Sparse _backward_dot is slow

Sparse _backward_dot operator is slow and it seems to depend of the dimensions and not number of non zero entries.

Example script= https://gist.github.com/saswatac/d362ae03f3e23342217faa88698ee1fe

The number of non-zero entries is kept constant and the feature dimension is varied.

with num_features = 1,000,000 the results are -
34%20PM

with num_features = 100,000,000 the results are -

03%20PM

As can be seen from the results, there is no appreciable difference in the time for dot, but time for backward dot and adam update increases.
The benchmarking is done on CPU on a mac notebook.

Is there a scope of improvement for backward_dot operator? I tried to follow the code in https://github.com/apache/incubator-mxnet/blob/master/src/operator/tensor/dot-inl.h, but could not follow well enough why backward dot is dependent upon the dimension size.

A one-line summary of the dot operator implementation is that, the dot operator first computes the prefix sum of all indices of the row_sparse output, then use the prefix sum to generate the data and sorted indices of the output. Note that for CPU the approach is almost the same, except that GPU leverages some available kernels in NVidia’s cub(http://nvlabs.github.io/cub/ ).

Profiling result shows that the computation for prefix sum is taking about 50% of the time.
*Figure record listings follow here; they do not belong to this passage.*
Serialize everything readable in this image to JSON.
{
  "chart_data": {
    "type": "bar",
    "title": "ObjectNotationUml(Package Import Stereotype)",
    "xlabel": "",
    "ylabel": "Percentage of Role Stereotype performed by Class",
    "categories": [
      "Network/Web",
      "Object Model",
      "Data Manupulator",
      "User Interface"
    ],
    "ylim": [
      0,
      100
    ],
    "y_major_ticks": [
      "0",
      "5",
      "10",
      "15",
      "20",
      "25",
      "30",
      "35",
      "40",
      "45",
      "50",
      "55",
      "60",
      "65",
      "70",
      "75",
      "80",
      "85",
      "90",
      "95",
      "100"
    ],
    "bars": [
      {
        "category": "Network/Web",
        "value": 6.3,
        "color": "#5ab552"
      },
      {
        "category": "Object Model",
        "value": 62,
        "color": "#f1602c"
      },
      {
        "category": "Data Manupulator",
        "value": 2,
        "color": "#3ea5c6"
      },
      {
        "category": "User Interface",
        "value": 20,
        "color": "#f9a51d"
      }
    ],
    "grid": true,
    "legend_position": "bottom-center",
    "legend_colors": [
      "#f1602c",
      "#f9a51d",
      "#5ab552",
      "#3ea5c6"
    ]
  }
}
Let’s note the feature_dim of csr as N, number of non-zero elements in csr as K. The time complexity for prefix sum and sorted indices generation is O(N) for our current implementation, which is why the speed slows down for the case you mentioned.

In an alternative implementation, instead of computing the prefix sum, we can sort csr.indices and compute the unique indices based on the sorted result. The time complexity is O(KlogK), which means it only depends on number of non-zeros in the input csr, instead of the feature_dim. Unfortunately this implementation in our benchmark was about 5x slower than the current implementation for feature_dim = 2M and batch_size = 1K. The problem is that sorting is much less cache-friendly comparing to prefix sum. The alternative approach would only be faster than the baseline only if K is very small and N is very large. Faster sorting implementations such as bitonic sort might help reduce the cost of sorting.